Tiwi Gandeng Ulama Kembangkan Pendidikan Ponpes

Editor: KRjogja/Gus

PURBALINGGA, KRJOGJA.com – Bupati Dyah Hayuning Pratiwi (Tiwi) menegaskan komitmennya dalam pengembangan pendidikan di pondok pesantren (ponpes). Hanya saja, pemerintah tidak dapat berjalan dan bekerja sendiri.

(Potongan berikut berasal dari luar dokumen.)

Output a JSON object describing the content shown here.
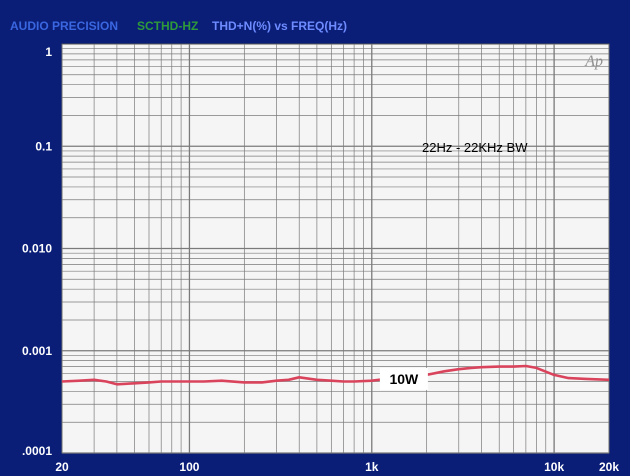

“Karenanya perlu sinergi antara para ulama, umaro, dan umat untuk mewujudkan Purbalingga yang Berakhlakul Karimah,” tutur Bupati Tiwi, dalam acara Halaqoh Ulama dan Tokoh Agama Purbalingga, di Ponpes Nuurul Quran, Desa Kedungjati Kecamatan Bukateja, Senin sore (17/8/2020).

Tidak hanya pendidikan ponpes, Tiwi juga memperhatikan kesejahteraan guru-guru sekaligus pemberdayaan ekonomi yang ada di pondok-pondok pesantren. Komitmennya itu bakal dituangkan dalam program keagamaan di tahun 2021.

“Kebetulan saat dalam penyusunan KUA – PPAS 2021. Yang menjadi hasil dari Halaqoh dari para alim ulama akan menjadi masukan menyusun kebijakan program ke depannya,” ujarnya.

Acara itu dihadiri tidak kurang dari 200 ulama dan tokoh agama se Purbalingga. Bupati Tiwi yang diundang dalam kegiatan itu hadir bersama Ketua DPD Partai Golkar Purbalingga Sudono. Tiwi dan Sudono merupakan Pasangan Bakal Calon Bupati dan Bakal Calon Wakil Bupati (Bacabup dan Bacawabup) pada Pilkada Purbalingga 2020.